Клиа стояла, вцепившись в край стола, пошатываясь и мучаясь тошнотой от этих её откровений.
– Мне просто до смерти хотелось отведать твоей жизни, Клиа, - сказала Разат, надвигаясь на неё. – На вкус это будет нечто! С эдаким-то замечательным душком. К слову, ты собираешься жить и дальше, узнав всё это?
– Ты предрешила мою судьбу, и ты это знаешь. И свою собственную, - процедила сквозь зубы Клиа. – Больше и крошки здесь в рот не возьму!
В ответ Разат весело рассмеялась. Маска её мигом вернулась на место, как тут и была.
– Ты слишком всё драматизируешь, Клиа. Тебя ничто не стоит обвести вокруг пальца. Взгляни-ка на наш чуланчик ещё раз.
Ноги и руки снова превратились в мясные окорока. Судя по всему, бараньи.
А на разделочной доске, где была голова Седжа, лежала освежеванная баранья голова.
– Ты должна простить мне мои небольшие шалости. Конечно, это теперь загадка. Которая из иллюзий реальна?
Разат отворила дверь кухни и выпустила Клиа в коридор, потом подхватила Клиа под руку и повела её наверх, в покои.
– Доброй ночи, милочка, - сказала Разат - ну просто сама доброта на сей раз. – Приятных сновидений.
Клиа вошла в покои, захлопнула дверь и застыла на месте, зажав ладонью рот и стараясь поскорее избавиться от всяких воспоминаний об этой проклятой кухне.
Так которая, всё же, была реальной?
Она подошла к постели и прилегла, ибо ничего лучшего придумать сейчас не могла.
Здесь тоже что-то изменилось, хоть Клиа и не сразу это уловила.
Занавески на окнах поблёкли и местами заметно истлели на солнце. Покрывала, на которых она лежала, были потертыми, простыни - в дырах. Ковёр с пола куда-то исчез, обнажив голый камень.
Это всё что, тоже иллюзия? – подумалось ей.
– Её, что же, наказывают этим убогим убранством?
Это, по меньшей мере, выглядело такой мелочной, такой жалкой местью.

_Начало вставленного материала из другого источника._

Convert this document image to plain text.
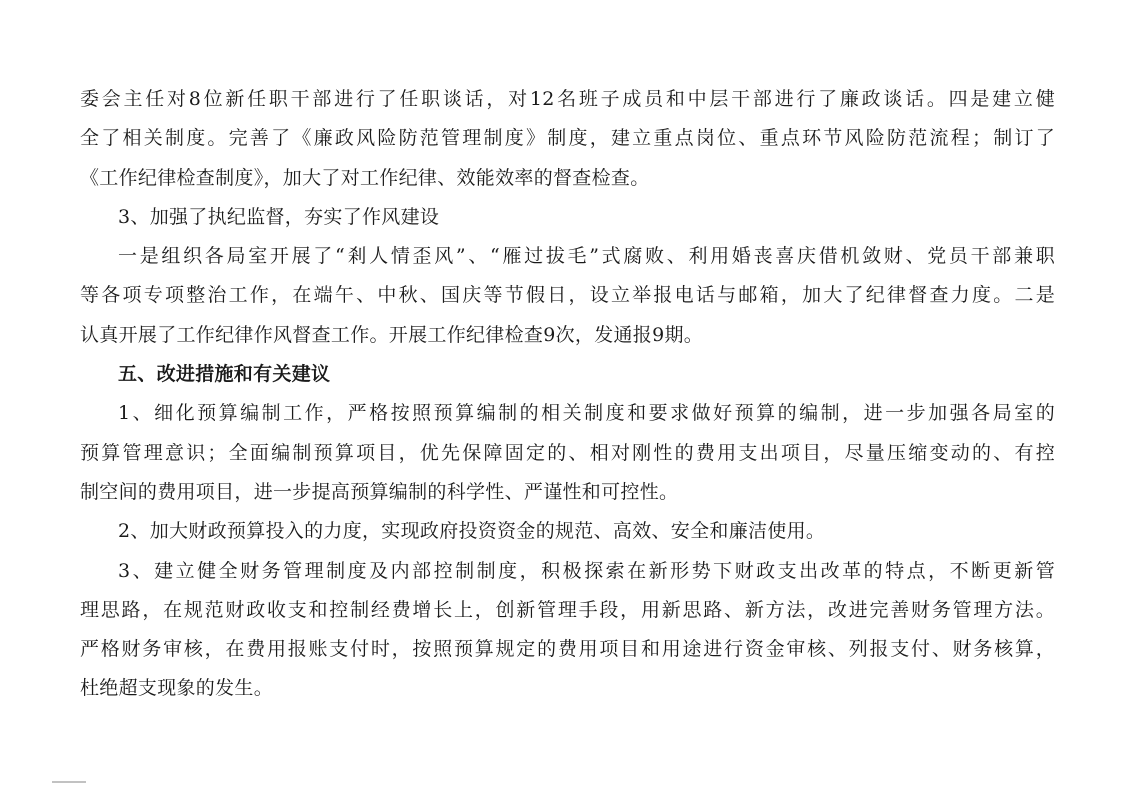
委会主任对8位新任职干部进行了任职谈话，对12名班子成员和中层干部进行了廉政谈话。四是建立健

全了相关制度。完善了《廉政风险防范管理制度》制度，建立重点岗位、重点环节风险防范流程；制订了

《工作纪律检查制度》，加大了对工作纪律、效能效率的督查检查。

3、加强了执纪监督，夯实了作风建设

一是组织各局室开展了“剎人情歪风”、“雁过拔毛”式腐败、利用婚丧喜庆借机敛财、党员干部兼职

等各项专项整治工作，在端午、中秋、国庆等节假日，设立举报电话与邮箱，加大了纪律督查力度。二是

认真开展了工作纪律作风督查工作。开展工作纪律检查9次，发通报9期。

五、改进措施和有关建议

1、细化预算编制工作，严格按照预算编制的相关制度和要求做好预算的编制，进一步加强各局室的

预算管理意识；全面编制预算项目，优先保障固定的、相对刚性的费用支出项目，尽量压缩变动的、有控

制空间的费用项目，进一步提高预算编制的科学性、严谨性和可控性。

2、加大财政预算投入的力度，实现政府投资资金的规范、高效、安全和廉洁使用。

3、建立健全财务管理制度及内部控制制度，积极探索在新形势下财政支出改革的特点，不断更新管

理思路，在规范财政收支和控制经费增长上，创新管理手段，用新思路、新方法，改进完善财务管理方法。

严格财务审核，在费用报账支付时，按照预算规定的费用项目和用途进行资金审核、列报支付、财务核算，

杜绝超支现象的发生。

Собираясь бежать, они с Микой собрали всё до единой вещички. И теперь от него тут не осталось даже следа, словно мальчик никогда здесь и не был. И впервые за всё то время, что она провела в заточении в этом аду, Клиа испытала подлинное одиночество. На какой-то миг она дала волю отчаянию, но потом села и утёрла глаза.
Одна она тут
Офицерскую бляху она не снимала с тех пор, как увидела в ней, словно в зеркале, истинный облик Разат. Расстегнув цепочку, она повертела горжет в руках: гладкая сторона, резная сторона, гладкая сторона, резная… Она провела пальцем по его изогнутым краям.
Разат же не смеет коснуться его. И если простая золотая вещица приносит ей столько страдания, то что станет с нею после золотого клинка?
Подойдя к окну, Клиа отворила его и принялась точить изогнутый внешний край золотой пластины о ребро каменного подоконника, словно о край бруска. Коли не подействует на Разат, она всегда сможет применить его для себя.
***
Серегил с Микамом вернулись через два дня после того, как Микам покинул лагерь. Они въехали туда верхом, когда солнце уже коснулось блестящей макушки Горы Эрали.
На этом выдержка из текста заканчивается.